Many CEOs and CMOs would probably pat themselves on the back for the customer centric culture and excellent “value add” they have created. However, the truth is that fully knowing how well a company delivers to a customer’s experiential framework can be a real challenge in this day of multi-channel media impressions and individualized customer journeys.

Even the strongest customer centric culture tends to significantly overestimate a customer’s evaluation of their goods or services—by a lot. A long standing Bain study indicated that while 80% of the studied companies believe they provide superior value, only 8% of their customers agree. Even among companies with well-intentioned “Voice of the Customer” programs, only 29% of the companies believe their efforts are truly effective. And in these days of overly frequent post-experience surveys, one report indicated that only 6% of customers respond to follow up “NPS” surveys and only 36% of those respondents complete the survey (So I’m not the only one who is tired of being peppered with post-experience surveys!).

Aligning the Customer Centric Culture with the Customer Experience

The challenge is not new, but the complexity of today’s marketing communications and the customer journey is. How can we know what the customer is thinking, how they are reacting? How can we know with confidence what the team is delivering?
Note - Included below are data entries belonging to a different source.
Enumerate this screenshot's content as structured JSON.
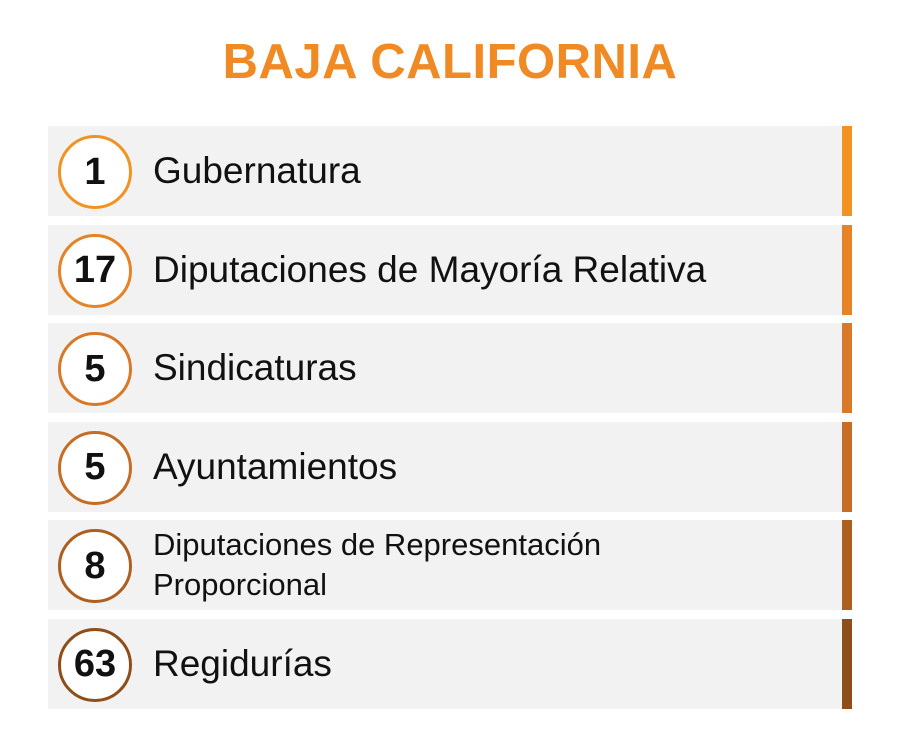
{
  "title": "BAJA CALIFORNIA",
  "colors": {
    "title": "#f08a24",
    "row_background": "#f2f2f2",
    "text": "#111111"
  },
  "items": [
    {
      "number": "1",
      "label": "Gubernatura",
      "color": "#f29222"
    },
    {
      "number": "17",
      "label": "Diputaciones de Mayoría Relativa",
      "color": "#e58426"
    },
    {
      "number": "5",
      "label": "Sindicaturas",
      "color": "#d8792a"
    },
    {
      "number": "5",
      "label": "Ayuntamientos",
      "color": "#c56d25"
    },
    {
      "number": "8",
      "label": "Diputaciones de Representación Proporcional",
      "color": "#ad5f1f"
    },
    {
      "number": "63",
      "label": "Regidurías",
      "color": "#8e4e1a"
    }
  ]
}
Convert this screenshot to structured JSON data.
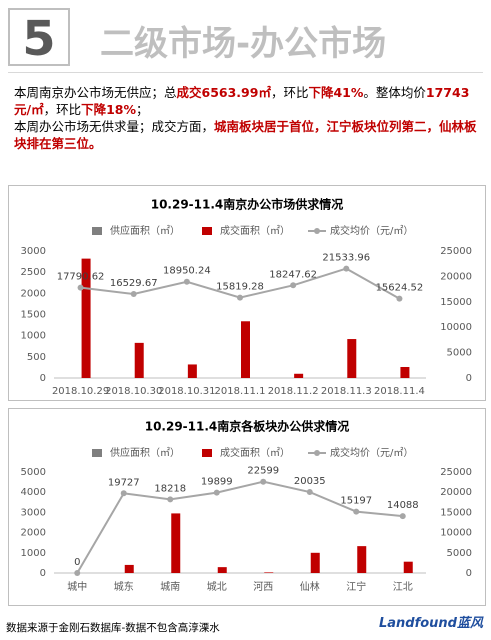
{
  "header": {
    "number": "5",
    "title": "二级市场-办公市场"
  },
  "summary": {
    "line1": [
      "本周南京办公市场无供应；总",
      "成交6563.99㎡",
      "，环比",
      "下降41%",
      "。整体均价",
      "17743元/㎡",
      "，环比",
      "下降18%",
      "；"
    ],
    "line2": [
      "本周办公市场无供求量；成交方面，",
      "城南板块居于首位，江宁板块位列第二，仙林板块排在第三位。"
    ]
  },
  "chart_data": [
    {
      "type": "bar-line",
      "title": "10.29-11.4南京办公市场供求情况",
      "categories": [
        "2018.10.29",
        "2018.10.30",
        "2018.10.31",
        "2018.11.1",
        "2018.11.2",
        "2018.11.3",
        "2018.11.4"
      ],
      "series": [
        {
          "name": "供应面积（㎡）",
          "color": "#7f7f7f",
          "values": [
            0,
            0,
            0,
            0,
            0,
            0,
            0
          ]
        },
        {
          "name": "成交面积（㎡）",
          "color": "#c00000",
          "values": [
            2820,
            830,
            320,
            1340,
            100,
            920,
            260
          ]
        },
        {
          "name": "成交均价（元/㎡）",
          "color": "#a6a6a6",
          "axis": "y2",
          "values": [
            17790.62,
            16529.67,
            18950.24,
            15819.28,
            18247.62,
            21533.96,
            15624.52
          ]
        }
      ],
      "ylim": [
        0,
        3000
      ],
      "yticks": [
        0,
        500,
        1000,
        1500,
        2000,
        2500,
        3000
      ],
      "y2lim": [
        0,
        25000
      ],
      "y2ticks": [
        0,
        5000,
        10000,
        15000,
        20000,
        25000
      ],
      "legend": "top"
    },
    {
      "type": "bar-line",
      "title": "10.29-11.4南京各板块办公供求情况",
      "categories": [
        "城中",
        "城东",
        "城南",
        "城北",
        "河西",
        "仙林",
        "江宁",
        "江北"
      ],
      "series": [
        {
          "name": "供应面积（㎡）",
          "color": "#7f7f7f",
          "values": [
            0,
            0,
            0,
            0,
            0,
            0,
            0,
            0
          ]
        },
        {
          "name": "成交面积（㎡）",
          "color": "#c00000",
          "values": [
            0,
            400,
            2950,
            290,
            30,
            1000,
            1330,
            560
          ]
        },
        {
          "name": "成交均价（元/㎡）",
          "color": "#a6a6a6",
          "axis": "y2",
          "values": [
            0,
            19727,
            18218,
            19899,
            22599,
            20035,
            15197,
            14088
          ]
        }
      ],
      "ylim": [
        0,
        5000
      ],
      "yticks": [
        0,
        1000,
        2000,
        3000,
        4000,
        5000
      ],
      "y2lim": [
        0,
        25000
      ],
      "y2ticks": [
        0,
        5000,
        10000,
        15000,
        20000,
        25000
      ],
      "legend": "top"
    }
  ],
  "footer": {
    "source": "数据来源于金刚石数据库-数据不包含高淳溧水",
    "logo": "Landfound",
    "logo_cn": "蓝风"
  }
}
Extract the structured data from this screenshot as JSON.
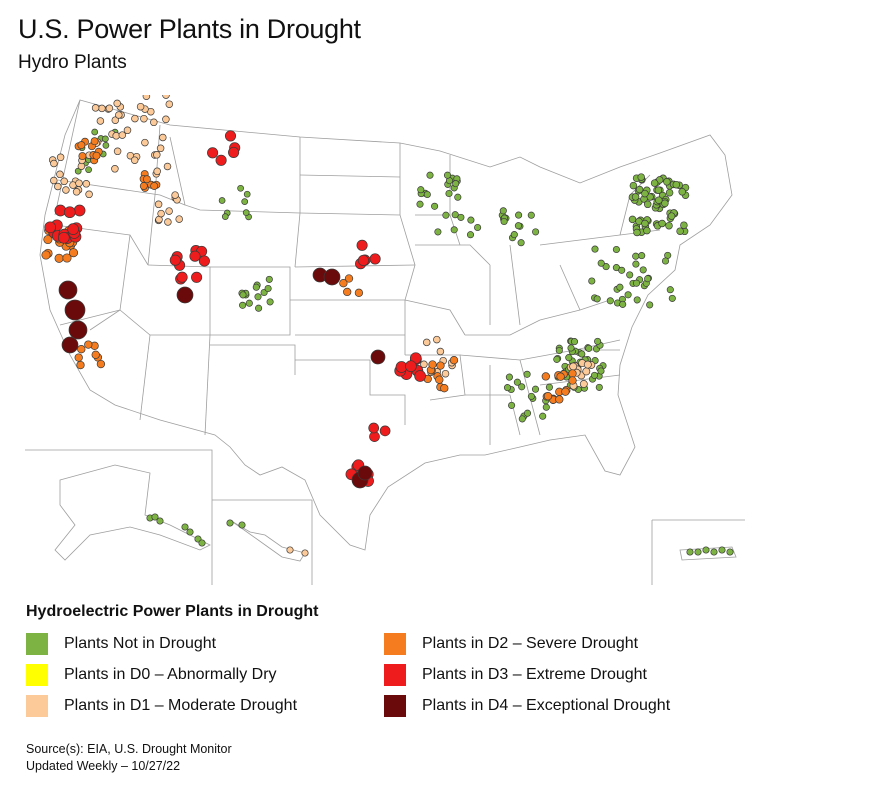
{
  "title": "U.S. Power Plants in Drought",
  "subtitle": "Hydro Plants",
  "legend": {
    "title": "Hydroelectric Power Plants in Drought",
    "items": [
      {
        "label": "Plants Not in Drought",
        "color": "#7cb342"
      },
      {
        "label": "Plants in D0 – Abnormally Dry",
        "color": "#ffff00"
      },
      {
        "label": "Plants in D1 – Moderate Drought",
        "color": "#fcc998"
      },
      {
        "label": "Plants in D2 – Severe Drought",
        "color": "#f57c1f"
      },
      {
        "label": "Plants in D3 – Extreme Drought",
        "color": "#ee1c1c"
      },
      {
        "label": "Plants in D4 – Exceptional Drought",
        "color": "#6b0a0a"
      }
    ]
  },
  "source": {
    "line1": "Source(s): EIA, U.S. Drought Monitor",
    "line2": "Updated Weekly – 10/27/22"
  }
}
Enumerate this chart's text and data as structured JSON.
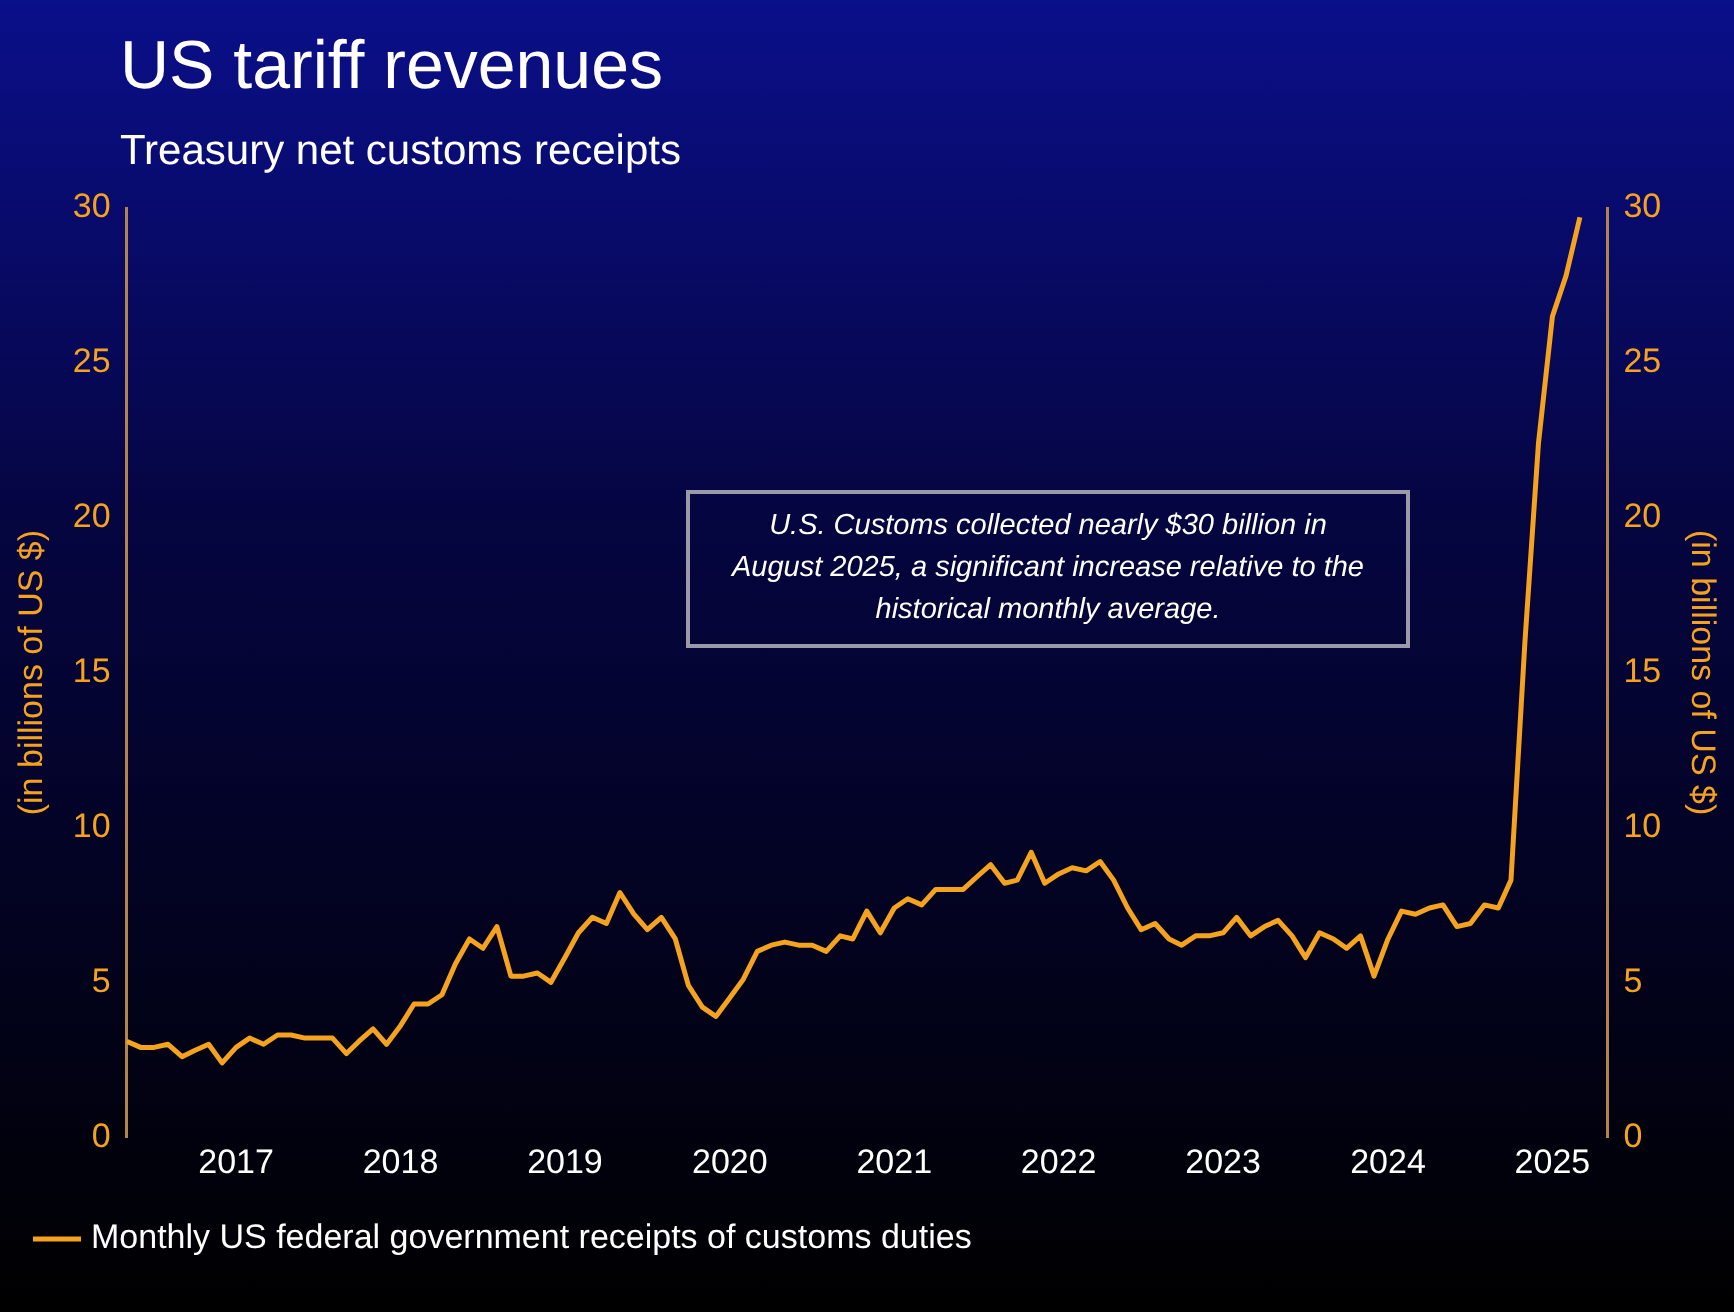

Of course we want to “intercept” those negative customer comments and fix the experience before the customer slinks away to never return or leaves a nasty note on one of those Internet rating systems (and yes, one “star” has been proven to lead to more—or less—sales).

While I have just come across a system that may (no firm answers yet) provide better response rates and excellent analytics, I suggest truly effective leaders will look first to make sure their primary customer relationships are positive and improving through the programs in place. In other words, do the homework and be truly disciplined and objective to evaluate what already exists.

Getting to know your customers and their experiential expectations better by building relationships across the system is a basic and good place to start.

  • Behavioral economists generally believe less than one-third of a customers’ considerations (and connection to the company’s products and services) are built on the rational. Is the Brand and its customer centric culture based on only rational attributes or both the rational and the emotional connections which drive loyalty? Are the Brand’s and company’s cultural values repeatedly dramatized?

Way more often than not, management stops communicating and repeating the Brand’s core values and culture long before the team living with and projecting those values fully embraces them.

  • The track record for social media effectiveness seems to be—not surprisingly—that content and connecting the customer to the Brand platform and a customer centric culture are paramount. Learn the customer’s interests first before telling them what the company wants them to hear. After all, it’s not what the company wants to say but rather what the customers want to hear as it relates to the brand, products or services that matters.

Working with a restaurant client, I was struck by a big bump in Facebook’s analytics that went beyond what the social media calendar had projected. It was based on a restaurant customer’s simple photo and comment on a piece of artwork rather than the menu or service or décor. The level of engagement was easily better than five times the average, and this customer’s experience demonstrates how the customer vision is through an experiential lens.

Effectively utilizing the social media experience is important and, as with other aspects of today’s technology, can benefit the needed sales and relationship building aspect of any customer centric culture. The highly disciplined and strategic consumer packaged goods companies (CPG) are moving more and more dollars toward social media to give social media a bigger portion of the media budget because of perceived sales gains.

  • Are the training and developmental programs impressive enough to teach, dramatize, and reemphasize the customer centric culture’s belief system? Are bonuses and promotions tied to outstanding customer service? This may sound obvious, but, all too often, they are critical pieces which are taken for granted or have not been updated and refocused in years.

It is never the wrong time to take another look at the core programs which are meant to drive a customer centric culture and its sales building impact. But the approach needs to be “tough” and objective, whether it’s dealing with the Brand and Culture, social media and other communications practices, customer friendly technology, or training and development.